The inescapable reality is that the Liberal Democrats find themselves in a constitutionally and historically unique position. They can now determine the future of the NHS in England, as either a world-class public service treating people equally, providing medical care to those who need it and free at the point of use, or as a fragmented, US-style health system, which will see publicly owned hospitals, publicly funded services and health professionals employed by the public purse giving up 49% of hospital beds and theatre time not to those who need them but to those who are most able to pay for them. That is an enviable responsibility, and the Liberal Democrats Members can stop that creeping, stealth privatisation of the NHS. The Minister was right to distrust his Prime Minister, and his party colleagues can stop this attempt to take a wrecking ball to the NHS as we know it.

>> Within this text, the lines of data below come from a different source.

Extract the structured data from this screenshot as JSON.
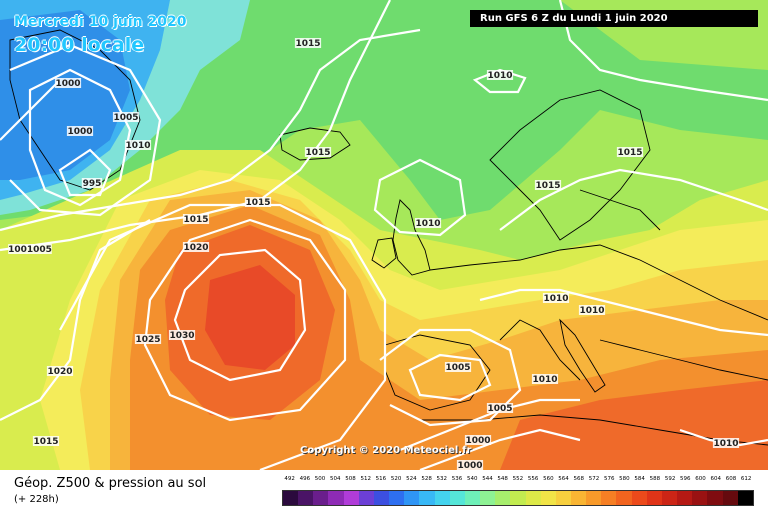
{
  "header": {
    "date_line": "Mercredi 10 juin 2020",
    "time_line": "20:00 locale",
    "run_info": "Run GFS 6 Z du Lundi 1 juin 2020"
  },
  "footer": {
    "parameter_title": "Géop. Z500 & pression au sol",
    "forecast_offset": "(+ 228h)",
    "copyright": "Copyright © 2020 Meteociel.fr"
  },
  "legend": {
    "values": [
      "492",
      "496",
      "500",
      "504",
      "508",
      "512",
      "516",
      "520",
      "524",
      "528",
      "532",
      "536",
      "540",
      "544",
      "548",
      "552",
      "556",
      "560",
      "564",
      "568",
      "572",
      "576",
      "580",
      "584",
      "588",
      "592",
      "596",
      "600",
      "604",
      "608",
      "612"
    ],
    "colors": [
      "#2b0a3d",
      "#4a1466",
      "#6a1e8c",
      "#8e2bb5",
      "#b03cd8",
      "#6c3fd6",
      "#3c4fe0",
      "#2e6ff0",
      "#2f95f5",
      "#38b8f6",
      "#44d3ee",
      "#55e6d8",
      "#6ef0b8",
      "#8ef294",
      "#a7ee6d",
      "#c2ec50",
      "#dde948",
      "#f1e447",
      "#f7cf3e",
      "#f9b533",
      "#f89a2a",
      "#f67f24",
      "#f2641f",
      "#ec4a1b",
      "#e03418",
      "#cc2516",
      "#b51914",
      "#9a1212",
      "#7f0c10",
      "#650a0e",
      "#000000"
    ]
  },
  "map": {
    "colors": {
      "level_540": "#2f8fe8",
      "level_548": "#3fb3f0",
      "level_552": "#7fe2d8",
      "level_556": "#6fdc6e",
      "level_560": "#a6e85a",
      "level_564": "#d9ec4e",
      "level_568": "#f4ec5a",
      "level_572": "#f8d34a",
      "level_576": "#f7b43c",
      "level_580": "#f3902e",
      "level_584": "#ef6a2a",
      "level_588": "#e84a28",
      "isobar": "#ffffff",
      "coastline": "#000000"
    },
    "isobar_labels": [
      "1015",
      "1000",
      "1005",
      "1000",
      "1010",
      "995",
      "1010",
      "1015",
      "1015",
      "1015",
      "1015",
      "1010",
      "1015",
      "1020",
      "1001005",
      "1025",
      "1030",
      "1010",
      "1010",
      "1020",
      "1005",
      "1010",
      "1005",
      "1015",
      "1000",
      "1000",
      "1010"
    ]
  }
}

After the gold rush, the NHS might never be the same again. That is why the editor of The Lancet, Richard Horton, told the “Today” programme last week:

“What we will see with private providers is a fragmentation of the NHS, with no accountability…we will see the diminution in the quality of care. And unfortunately what we are seeing with the breast implant scandal is the future of the NHS, it will be destroyed.”

Tonight, the Secretary of State has dissembled and fumbled his way through an attempted defence and explanation of the Bill, but he could not provide it. He does not know what he is for, what he is against, what he is replacing or what he is introducing. It is no wonder that the medical profession neither believes nor trusts him. He either does not know what his policy is or he is afraid to say. The country deserves better. This is now a bare-knuckle fight and the Government must think again.